Search code examples
pythonhtmlscrapyrotten-tomatoes

Scrapy spider not scraping correct div


import scrapy
class rottenTomatoesSpider(scrapy.Spider):
    name = "movieList"
    start_urls = [
         'https://www.rottentomatoes.com/'
    ]

def parse(self, response):
    for movieList in response.xpath('//div[@id="homepage-opening-this-week"]'):
        yield {
           'score': response.css('td.left_col').extract_first(),
           'title': response.css('td.middle_col').extract_first(),
           'openingDate': response.css('td.right_col right').extract_first()
        }

So the spider is instead scraping <div id='homepage-tv-top'>

I'm assuming it is the homepage- that is confusing the script.

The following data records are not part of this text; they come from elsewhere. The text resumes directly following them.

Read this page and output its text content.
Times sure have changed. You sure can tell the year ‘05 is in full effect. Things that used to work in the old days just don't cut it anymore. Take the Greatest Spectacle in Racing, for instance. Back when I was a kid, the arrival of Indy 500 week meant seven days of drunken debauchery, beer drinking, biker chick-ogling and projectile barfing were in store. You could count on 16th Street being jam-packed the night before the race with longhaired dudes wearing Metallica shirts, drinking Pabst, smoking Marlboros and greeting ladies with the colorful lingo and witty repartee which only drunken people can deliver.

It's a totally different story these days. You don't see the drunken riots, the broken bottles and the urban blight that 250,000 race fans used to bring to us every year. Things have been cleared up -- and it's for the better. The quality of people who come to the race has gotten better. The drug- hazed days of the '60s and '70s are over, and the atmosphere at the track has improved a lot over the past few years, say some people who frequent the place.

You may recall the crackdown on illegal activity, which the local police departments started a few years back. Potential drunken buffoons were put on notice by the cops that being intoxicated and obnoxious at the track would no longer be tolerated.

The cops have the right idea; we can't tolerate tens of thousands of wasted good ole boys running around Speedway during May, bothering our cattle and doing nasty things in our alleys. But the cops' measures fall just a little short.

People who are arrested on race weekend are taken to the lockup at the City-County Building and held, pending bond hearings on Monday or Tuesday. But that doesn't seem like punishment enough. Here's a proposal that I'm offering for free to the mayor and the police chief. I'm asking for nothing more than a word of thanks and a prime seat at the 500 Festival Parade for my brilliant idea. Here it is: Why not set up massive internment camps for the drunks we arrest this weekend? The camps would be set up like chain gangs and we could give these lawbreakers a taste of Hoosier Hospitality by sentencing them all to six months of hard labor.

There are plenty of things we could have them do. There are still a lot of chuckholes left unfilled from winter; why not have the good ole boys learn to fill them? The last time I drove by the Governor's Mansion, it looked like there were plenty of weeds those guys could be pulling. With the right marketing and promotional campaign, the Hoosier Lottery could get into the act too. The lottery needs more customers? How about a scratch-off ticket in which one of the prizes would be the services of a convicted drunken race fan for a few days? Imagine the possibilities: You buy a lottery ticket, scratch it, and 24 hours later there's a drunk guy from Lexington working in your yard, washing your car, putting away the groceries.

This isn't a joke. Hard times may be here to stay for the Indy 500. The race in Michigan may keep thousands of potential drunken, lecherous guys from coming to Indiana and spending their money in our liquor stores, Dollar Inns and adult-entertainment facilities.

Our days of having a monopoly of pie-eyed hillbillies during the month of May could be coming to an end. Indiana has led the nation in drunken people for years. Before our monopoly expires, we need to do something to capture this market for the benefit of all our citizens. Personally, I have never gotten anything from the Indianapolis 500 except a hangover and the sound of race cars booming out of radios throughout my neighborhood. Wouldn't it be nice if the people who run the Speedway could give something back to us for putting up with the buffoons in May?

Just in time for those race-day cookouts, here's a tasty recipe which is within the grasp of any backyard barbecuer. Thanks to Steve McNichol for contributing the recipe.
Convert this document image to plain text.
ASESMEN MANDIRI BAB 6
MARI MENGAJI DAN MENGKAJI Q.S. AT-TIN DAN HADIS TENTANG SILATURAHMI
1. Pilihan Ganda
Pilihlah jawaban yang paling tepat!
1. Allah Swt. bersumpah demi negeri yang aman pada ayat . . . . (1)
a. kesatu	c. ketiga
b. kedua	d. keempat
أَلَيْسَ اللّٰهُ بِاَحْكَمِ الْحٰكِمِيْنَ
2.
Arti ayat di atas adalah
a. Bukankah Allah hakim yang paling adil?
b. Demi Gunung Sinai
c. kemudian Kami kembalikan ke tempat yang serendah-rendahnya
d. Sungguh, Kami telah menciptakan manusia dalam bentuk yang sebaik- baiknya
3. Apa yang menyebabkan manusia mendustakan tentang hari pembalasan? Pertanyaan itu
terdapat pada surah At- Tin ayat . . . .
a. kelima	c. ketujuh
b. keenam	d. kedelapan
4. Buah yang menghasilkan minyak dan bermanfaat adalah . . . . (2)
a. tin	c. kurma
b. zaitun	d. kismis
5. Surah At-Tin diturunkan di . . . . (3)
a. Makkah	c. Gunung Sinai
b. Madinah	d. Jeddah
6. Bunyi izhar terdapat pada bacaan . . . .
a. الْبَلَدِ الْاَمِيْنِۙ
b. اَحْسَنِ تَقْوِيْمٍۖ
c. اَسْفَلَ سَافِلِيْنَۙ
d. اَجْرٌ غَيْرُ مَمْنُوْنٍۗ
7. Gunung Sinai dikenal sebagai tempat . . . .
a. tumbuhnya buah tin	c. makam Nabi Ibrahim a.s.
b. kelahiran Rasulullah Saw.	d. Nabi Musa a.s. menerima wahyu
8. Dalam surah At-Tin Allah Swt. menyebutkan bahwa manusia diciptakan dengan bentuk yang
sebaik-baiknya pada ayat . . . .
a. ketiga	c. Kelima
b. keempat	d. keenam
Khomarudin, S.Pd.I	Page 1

Anyone know the workaround?


Solution

  • You need to iterate over each tr and and also in for loop use movieList instead of response

    for movieList in response.xpath('//div[@id="homepage-opening-this-week"]//tr'):
        yield {
           'score': "".join(a for a in movieList.css('td.left_col *::text').extract()),
           'title': "".join(a for a in movieList.css('td.middle_col *::text').extract()),
           'openingDate': "".join(a for a in movieList.css('td.right_col *::text').extract())
        }